NEW England wine producers have warned changes to a tax originally designed to better support wine producers in rural and regional Australia could end up pushing many to the financial wall.
The fallout for the wine industry is continuing after the 2016/17 federal budget revealed changes to the Wine Equalisation Tax (WET) rebate, which supporters say is long overdue to stop widespread rorting of the rebate, but which critics argue will have the unintended consequence of business closures and job cuts.
While beer and spirits are taxed per unit of alcohol, wine is taxed on the basis of its wholesale price, at a rate of 29 per cent.
As it stands now, the first $500,000 of each producer’s tax is able to be rebated, but the budget has proposed cutting that rebate cap to $350,000 by July 1 next year and then to $290,000 a year later.
Wine producers wanting to claim the rebate will also have to own a winery or have a long-term lease on one.
That poses an immediate problem for smaller vineyards, many of which choose to have their winemaking done under contract, rather than making a significant investment in a winery.
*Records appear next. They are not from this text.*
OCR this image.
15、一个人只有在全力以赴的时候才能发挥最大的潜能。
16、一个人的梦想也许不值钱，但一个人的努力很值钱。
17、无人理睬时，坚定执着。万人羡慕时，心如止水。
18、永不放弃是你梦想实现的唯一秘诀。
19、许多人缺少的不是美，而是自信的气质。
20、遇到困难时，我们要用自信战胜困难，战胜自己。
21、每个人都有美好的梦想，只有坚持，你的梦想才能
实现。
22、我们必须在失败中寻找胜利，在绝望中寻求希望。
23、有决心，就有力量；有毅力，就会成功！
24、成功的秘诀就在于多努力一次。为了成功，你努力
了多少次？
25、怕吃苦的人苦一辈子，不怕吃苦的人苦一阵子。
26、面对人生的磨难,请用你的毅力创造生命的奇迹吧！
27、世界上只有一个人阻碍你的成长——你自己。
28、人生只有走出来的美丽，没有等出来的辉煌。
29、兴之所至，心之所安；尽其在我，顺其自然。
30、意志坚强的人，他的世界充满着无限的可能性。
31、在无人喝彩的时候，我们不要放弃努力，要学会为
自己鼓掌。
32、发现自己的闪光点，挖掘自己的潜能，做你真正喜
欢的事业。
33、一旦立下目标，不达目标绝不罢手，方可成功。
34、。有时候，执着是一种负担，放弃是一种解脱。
“A significant number of the smaller players in the New England wine industry don’t meet this criteria as announced ... these local wineries have no ownership or lease on the facility where their wine is made,” said Mark Kirkby, who runs Toppers Mountain Wines at Tingha and is the acting president of the New England Wine Industry Association.
“This change, if not modified, will reduce the revenue to these wineries by between 15 and 20 per cent of their total sales.”
For cellar doors across the state, Mr Kirkby said, the impact could be devastating.
The proposed changes come at a time when the local industry had enjoyed an increase in wine tourism traffic in recent years, Mr Kirkby describing a substantial increase in visitors at his own vineyard, which opens its cellar door by appointment.
The type of upheaval caused locally by the rebate rethink was anyone’s guess, but wouldn’t go unnoticed.
“I don’t know exactly how people would respond (if the changes proceed), but it would be a significant impost on their business,” Mr Kirkby said.
He said everyone had been waiting until after the federal election to start really pushing for reconsideration of the WET changes, but once the result was known in New England the local association would begin lobbying.
“We will be starting to knock on some doors,” Mr Kirkby said.